La normativa italiana sugli studi di settore è “conforme al diritto dell’Unione” a condizione che tali studi siano “accurati, attendibili e aggiornati” e il contribuente “possa difendersi adeguatamente davanti a un giudice imparziale”.
Queste le conclusioni dell’avvocato generale della Corte Ue Nils Wahl sulla causa intentata davanti alla commissione tributaria di Reggio Calabria da un cittadino che ha contestato l’accertamento dell’ agenzia delle entrate.
Ci troviamo di fronte all’ultimo passo del procedimento davanti alla Corte di giustizia Ue prima che venga pronunciata la sentenza.

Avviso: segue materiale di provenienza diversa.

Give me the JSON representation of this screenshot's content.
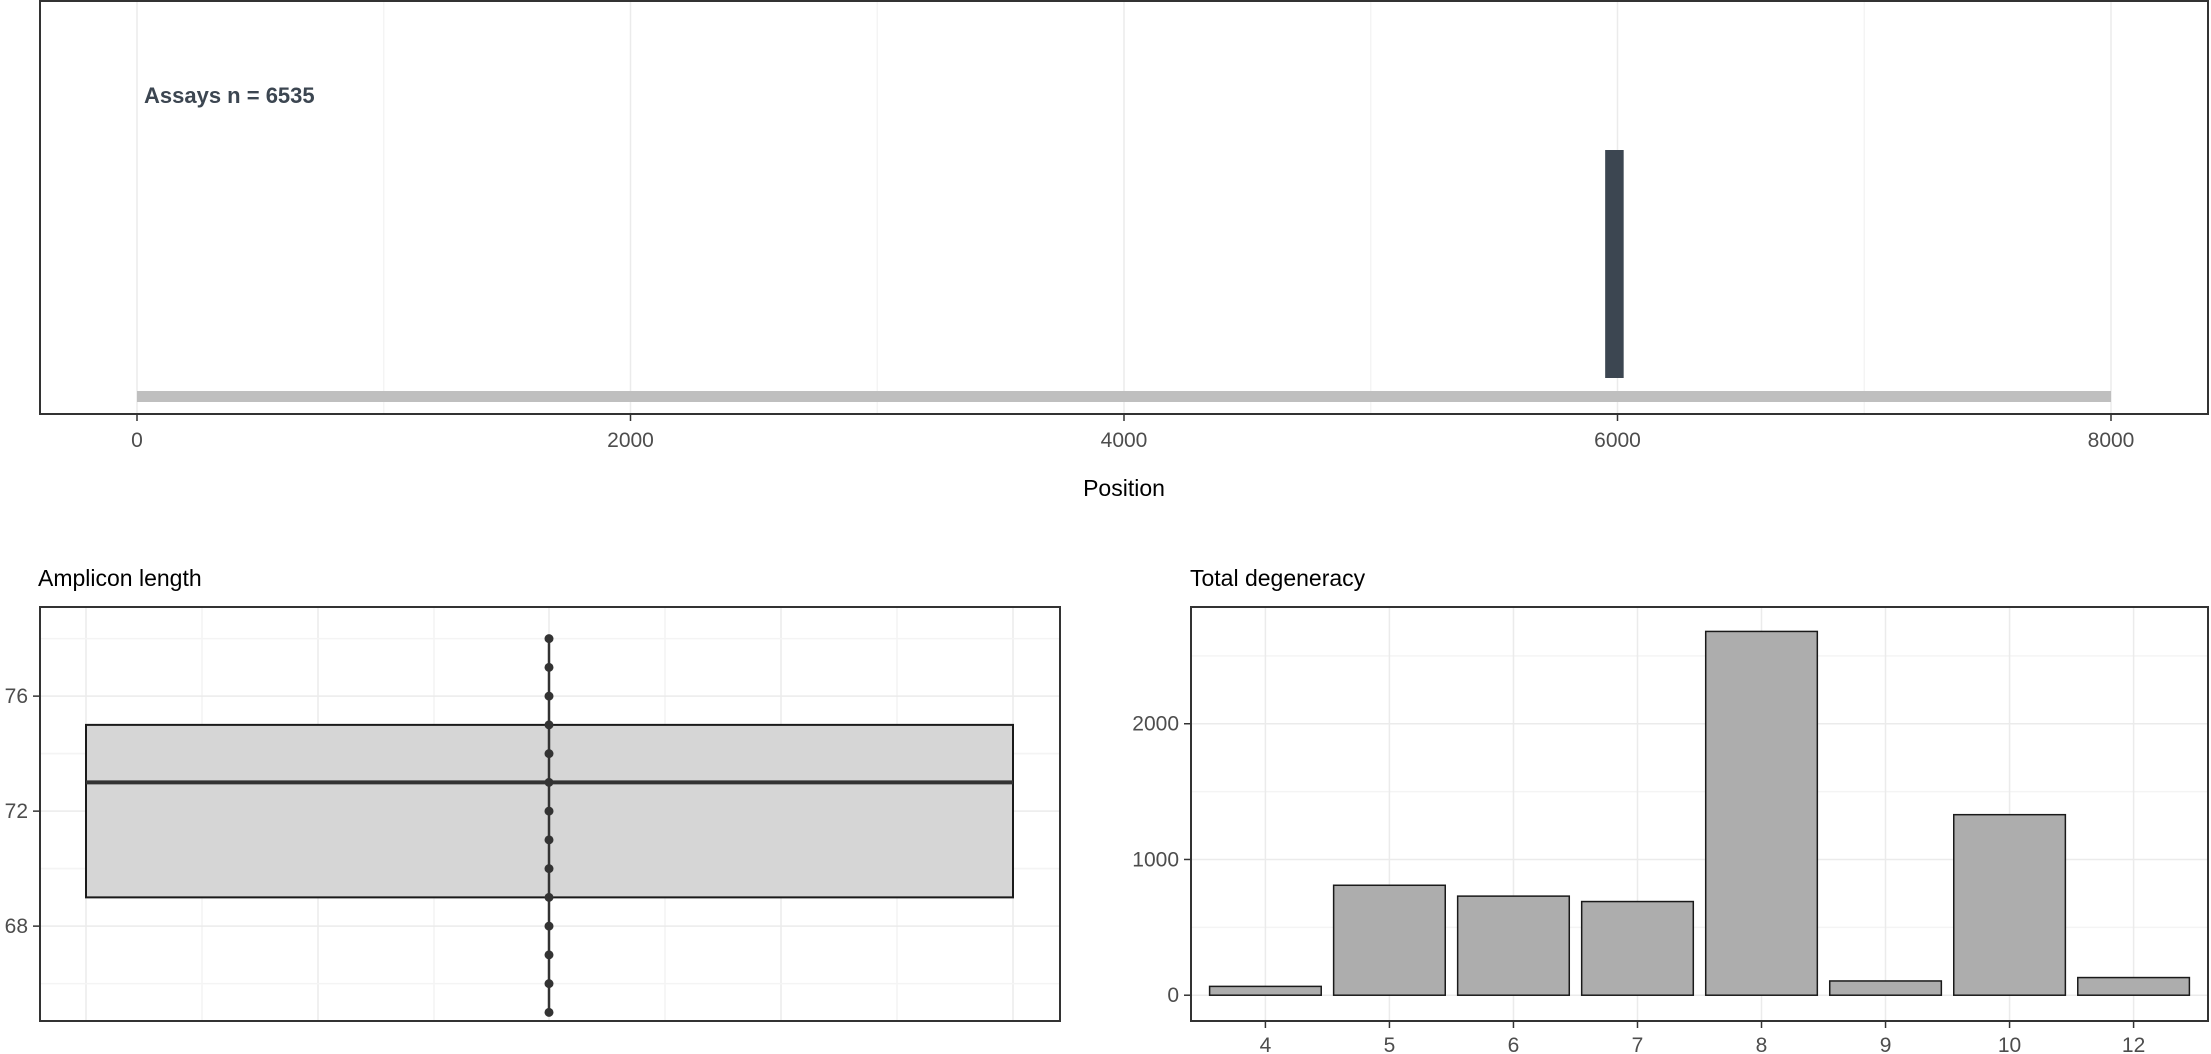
{
  "chart_data": [
    {
      "type": "bar",
      "panel": "position",
      "annotation": "Assays n = 6535",
      "xlabel": "Position",
      "ylabel": "",
      "xlim": [
        0,
        8000
      ],
      "xticks": [
        0,
        2000,
        4000,
        6000,
        8000
      ],
      "genome_range": [
        0,
        8000
      ],
      "assay_start": 5950,
      "assay_end": 6025,
      "grid": true,
      "colors": {
        "assay": "#3c4651",
        "genome": "#bfbfbf"
      }
    },
    {
      "type": "box",
      "title": "Amplicon length",
      "xlabel": "",
      "ylabel": "",
      "ylim": [
        64.7,
        79.1
      ],
      "yticks": [
        68,
        72,
        76
      ],
      "box": {
        "q1": 69,
        "median": 73,
        "q3": 75
      },
      "points": [
        65,
        66,
        67,
        68,
        69,
        70,
        71,
        72,
        73,
        74,
        75,
        76,
        77,
        78
      ],
      "grid": true,
      "colors": {
        "box_fill": "#d6d6d6",
        "points": "#333333"
      }
    },
    {
      "type": "bar",
      "title": "Total degeneracy",
      "xlabel": "",
      "ylabel": "",
      "categories": [
        "4",
        "5",
        "6",
        "7",
        "8",
        "9",
        "10",
        "12"
      ],
      "values": [
        65,
        810,
        730,
        690,
        2680,
        105,
        1330,
        130
      ],
      "ylim": [
        -190,
        2860
      ],
      "yticks": [
        0,
        1000,
        2000
      ],
      "grid": true,
      "colors": {
        "bar_fill": "#adadad",
        "bar_stroke": "#1a1a1a"
      }
    }
  ]
}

Nelle sue conclusioni, l’avvocato generale Nils Wahl ha proposto alla Corte di ritenere la normativa italiana in linea con il diritto dell’Unione “purché siano rispettati gli articoli 47 e 48 della Carta dei diritti fondamentali, ciò che spetta al giudice nazionale di verificare. Articoli – si spiega in una nota della Corte – che riguardano, rispettivamente, il diritto a un ricorso effettivo e a un giudice imparziale nonché la presunzione di innocenza e i diritti della difesa”.
Secondo le conclusioni dell’avvocato, la scelta di usare uno strumento quale gli studi di settore al fine di individuare i contribuenti che potrebbero non aver dichiarato la totalità dell’IVA e di valutare gli importi eventualmente esigibili appare rientrare nel margine di discrezionalità che la direttiva IVA riconosce agli Stati membri nell’individuare le misure e le sanzioni appropriate per assicurare la riscossione dell’IVA per intero e prevenire l’evasione.
Tuttavia, nelle conclusioni si precisa che qualsiasi rettifica effettuata dall’amministrazione fiscale “deve essere in grado di condurre a risultati veritieri” sull’ammontare dell’IVA spettante allo Stato (dovendosi tenere ben distinto il recupero dell’IVA in sé dalla sanzione per l’omesso o il ritardato pagamento). Pertanto, gli studi di settore, in quanto strumenti per il recupero dell’IVA, “devono essere accurati, attendibili e aggiornati”. Inoltre, tale meccanismo di accertamento induttivo deve prevedere, allo scopo di raggiungere un risultato veritiero, “un contraddittorio con il contribuente e la possibilità per quest’ultimo di offrire la prova contraria alle presunzioni utilizzate dall’amministrazione”.
Nella nota esplicativa della Corte si legge ancora, che “al contribuente deve essere concesso un tempo sufficiente per preparare la propria difesa e qualunque accertamento effettuato dall’amministrazione fiscale deve poter essere oggetto d’impugnazione dinanzi a un giudice in grado di esaminare tutte le questioni di fatto e di diritto invocate dal contribuente”. In ogni caso, osserva ancora l’avvocato generale, “un contribuente responsabile per frode o evasione non può invocare il principio di neutralità, equiparando la sua situazione a quella di un contribuente che ha debitamente assolto i propri obblighi ai sensi delle regole nazionali e dell’Unione in materia di IVA”.